Unitarian minister, hymnwriter and editor Samuel Longfellow (June 18, 1819 - October 3, 1892) was born in Portland, Maine, the younger brother of poet Henry Wadsworth Longfellow.
His first major hymnological undertaking was while he was still a student at Harvard Divinity School, when he and his friend Samuel Johnson compiled a new hymnal for Unitarian churches, A Book of Hymns for Public and Private Devotion (1844). The book was successful, selling out and requiring a second edition two years later, which they revised and updated. Several years later the two collaborated again, publishing Hymns of the Spirit (1864), much of which they edited while on an extended European vacation.
These two books were criticized for the liberties which Longfellow and Johnson took with the hymn texts they included. They drew their material from a wide variety of sources, including the hymnals of several different denominations, and were not hesitant to alter the texts to conform to Unitarian beliefs. Longfellow explained their reasons to another Unitarian minister in a letter not long before his death.
It is the principle of adaptation to a special use which is the only justification of changes in hymns that I can offer. It is a question of using or not using which makes it needful to change (1) some verses originally written not as hymns, yet which one wants to use as such; (2) some hymns written by persons of different beliefs from those who are to use the hymn-book, phrases in which could not be conscientiously said or sing by the latter, yet which from their general value of strength, fervor, or tendeness could ill be spared. If I had been making a collection of hymns or religious poetry for private reading, I should not have altered a single word.

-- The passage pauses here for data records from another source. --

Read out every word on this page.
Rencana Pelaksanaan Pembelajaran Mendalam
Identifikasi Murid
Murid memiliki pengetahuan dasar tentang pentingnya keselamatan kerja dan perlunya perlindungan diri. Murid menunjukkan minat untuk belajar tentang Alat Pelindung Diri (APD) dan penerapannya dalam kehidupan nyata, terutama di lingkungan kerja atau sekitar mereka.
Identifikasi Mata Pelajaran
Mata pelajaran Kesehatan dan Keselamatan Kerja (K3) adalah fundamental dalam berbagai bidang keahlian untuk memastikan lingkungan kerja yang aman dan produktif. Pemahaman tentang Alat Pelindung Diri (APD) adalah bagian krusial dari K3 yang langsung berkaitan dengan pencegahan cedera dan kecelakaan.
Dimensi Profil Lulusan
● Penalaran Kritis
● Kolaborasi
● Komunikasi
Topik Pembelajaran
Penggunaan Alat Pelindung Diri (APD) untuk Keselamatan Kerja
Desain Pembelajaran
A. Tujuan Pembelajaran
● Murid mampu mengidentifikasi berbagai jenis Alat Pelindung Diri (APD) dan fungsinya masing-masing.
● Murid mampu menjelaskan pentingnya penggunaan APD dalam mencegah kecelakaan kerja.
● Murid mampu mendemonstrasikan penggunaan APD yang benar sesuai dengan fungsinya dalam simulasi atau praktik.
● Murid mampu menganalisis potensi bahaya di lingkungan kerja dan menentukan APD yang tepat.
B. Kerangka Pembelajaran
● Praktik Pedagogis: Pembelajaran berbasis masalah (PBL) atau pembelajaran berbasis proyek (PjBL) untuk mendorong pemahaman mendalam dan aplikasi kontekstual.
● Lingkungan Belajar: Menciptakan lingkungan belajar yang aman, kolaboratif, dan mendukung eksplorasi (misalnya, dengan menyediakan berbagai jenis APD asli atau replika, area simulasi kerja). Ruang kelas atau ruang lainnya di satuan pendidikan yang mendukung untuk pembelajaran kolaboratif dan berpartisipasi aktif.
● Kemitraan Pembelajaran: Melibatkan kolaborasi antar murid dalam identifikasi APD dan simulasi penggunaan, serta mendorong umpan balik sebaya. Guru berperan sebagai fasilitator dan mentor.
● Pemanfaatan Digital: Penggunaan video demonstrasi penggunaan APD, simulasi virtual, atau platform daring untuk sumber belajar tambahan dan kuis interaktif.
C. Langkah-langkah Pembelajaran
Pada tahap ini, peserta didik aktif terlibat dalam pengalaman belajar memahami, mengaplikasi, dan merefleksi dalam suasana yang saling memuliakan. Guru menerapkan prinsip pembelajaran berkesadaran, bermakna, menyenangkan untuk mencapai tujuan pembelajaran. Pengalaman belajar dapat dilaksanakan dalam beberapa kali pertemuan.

Nothing here is particularly unusual; as I have said many times, hymnal editors have always done this, long before Johnson and Longfellow, and right up to the present day. However, they were particularly known in their own day for their editorial changes. The sister of one of their friends, Thomas Wentworth Higginson, wrote the following limerick:
There once were two Sams of Amerique
Who belonged to a profession called clerique.
They hunted up hymns and cut off their limbs,
These truculent Sams of Amerique.
Of course, the hymns that the two men wrote themselves did not have to be altered, though sometimes they were altered when included in later hymnals edited by others (no one gets a pass). This hymn of Longfellow's has appeared in at least a hundred collections, according to Hymnary.org.
God of the earth, the sky, the sea!
Maker of all above, below!
Creation lives and moves in thee,
Thy present life in all doth flow.
Thy love is in the sunshine's glow,
Thy life is in the quickening air;
When lightnings flash and storm winds blow,
There is thy power; thy law is there.
We feel thy calm at evening's hour,
Thy grandeur in the march of night;
And when the morning breaks in pow'r,
We hear thy Word, “Let there be light.”
But higher far, and far more clear,
Thee in our spirits we behold;
Thine image and thyself are there,
Indwelling God, proclaimed of old.
Samuel Longfellow, 1864
Tune: DUKE STREET (L.M.)
John Hatton, 1793
Longfellow's collected texts were published after his death as Hymns and Verses (1894), edited by his niece, Alice Longfellow. They continue to appear in hymnals today, and not just Unitarian ones. I have presented a number of others over the last few years on other dates than his birthday, which you can find by clicking his tag/label below.
There is a fairly recent Longfellow biography, The Quiet Radical (2007) by Joseph C. Abdo which I have not yet read but hope to soon. And tomorrow, at least one of Longfellow's hymns will be sung in this hymn festival in California, though I have not heard which one yet.